Tennessee Gov. Bill Lee will lift capacity restrictions for restaurants and retail stores in most of the state starting next week, according to a statement from the governor's office.
The new guidance applies to large attractions, such as racetracks, waterparks, amusement parks, theaters and auditoriums. Those facilities can reopen on May 22.
“Tennesseans have worked incredibly hard to do their part and help slow the spread of COVID-19 so that our state can begin to reopen. Thanks to their continued efforts, we’re able to allow restaurants and retail businesses to operate at greater capacity and large attractions to open in a safe and thoughtful way,” Lee said in a statement.
Businesses must still adhere to social distancing guidelines.
The changes apply to 89 of the 95 counties in the state.
Davidson, Shelby, Knox, Hamilton, Madison and Sullivan counties are not included in the new guidelines. Those counties may continue to follow individual, county-specific reopening plans, the statement said.
The United Food and Commercial Workers International Union is "extremely disappointed by Kroger's decision to end Hero Pay," the union's president Marc Perrone said in a statement.
Kroger announced Friday that the company would end Hero Pay for employees and provide a one-time bonus to its workers.
The Hero Pay program, which saw an increase of $2 per hour starting March 31, is set to end Sunday.
"The simple fact is that the COVID-19 pandemic continues. Social distancing continues," the statement said. "Kroger workers are still required to wear masks. There is no vaccine."
Perrone said that increased sales and profits made by grocery stores make the decision to end Hero Pay "more inexplicable."
"The reality is that Kroger is choosing to ignore this pandemic," Perrone said. "This is not how we treat heroes in America."
More context: At least 65 grocery workers have died and at least 9,810 have been infected or exposed to the coronavirus, according to the UFCW statement.
Kentucky Gov. Andy Beshear reacted to the news Friday saying he wants the additional pay to continue as the pandemic isn't over.

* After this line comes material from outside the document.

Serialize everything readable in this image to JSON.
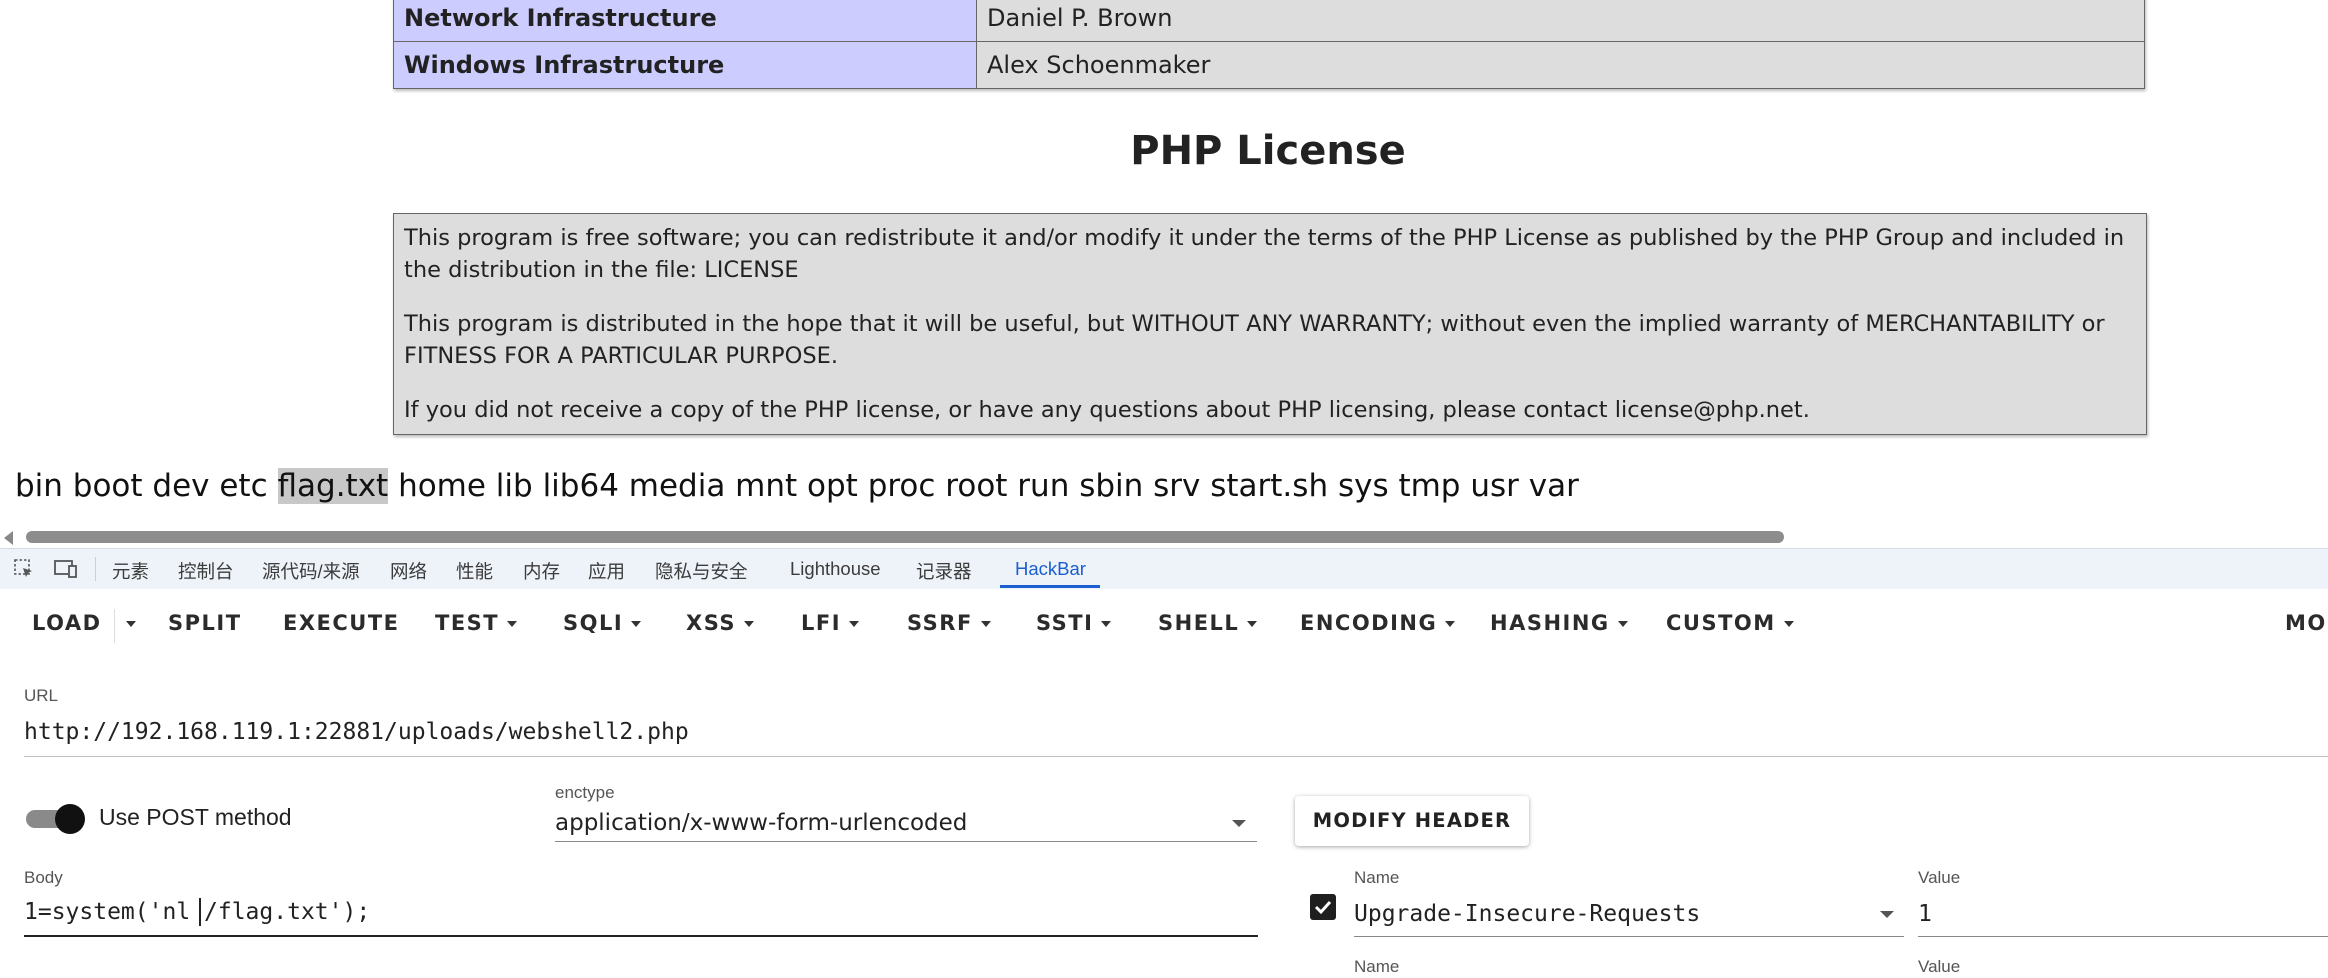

“Kroger is suspending Hero Pay to workers effective Sunday, can I react to that news? Man, our grocery store workers have done incredible work. This virus isn't gone, I would love to see that pay increase," Beshear said. "Of course, it's additional $2 per hour so I will tell you, I'd love to see that additional pay continue, even beyond this. I like to think that you ought to be able to support your family working just one job, and it's been a really important job.”
NFL commissioner Roger Goodell outlined in a memo certain requirements teams must follow to reopen their facilities next week.
Here are the guidelines they must follow:
- Teams may have no more than 50% of staff in the facility, not to exceed 75 people. This is a total for all team locations.
- No members of the coaching staff may return to the facility. Teams may otherwise decide which employees may return to the facility, which may include members of the personnel, football operations or football administration staff, equipment staff, medical staff, and nutritionists. If the strength and conditioning coach is currently participating in player rehabilitation, he may continue that work in the facility. Otherwise, the strength and conditioning coach may not return until the rest of the coaching staff is allowed to return.
- No players may be in the facility other than those currently undergoing medical treatment or rehabilitation.
- Teams must promptly report any incidence of Covid-19 in the facility to Dr. Allen Sills, the NFL's chief medical officer, in addition to the club's infection control officer and any other required reports.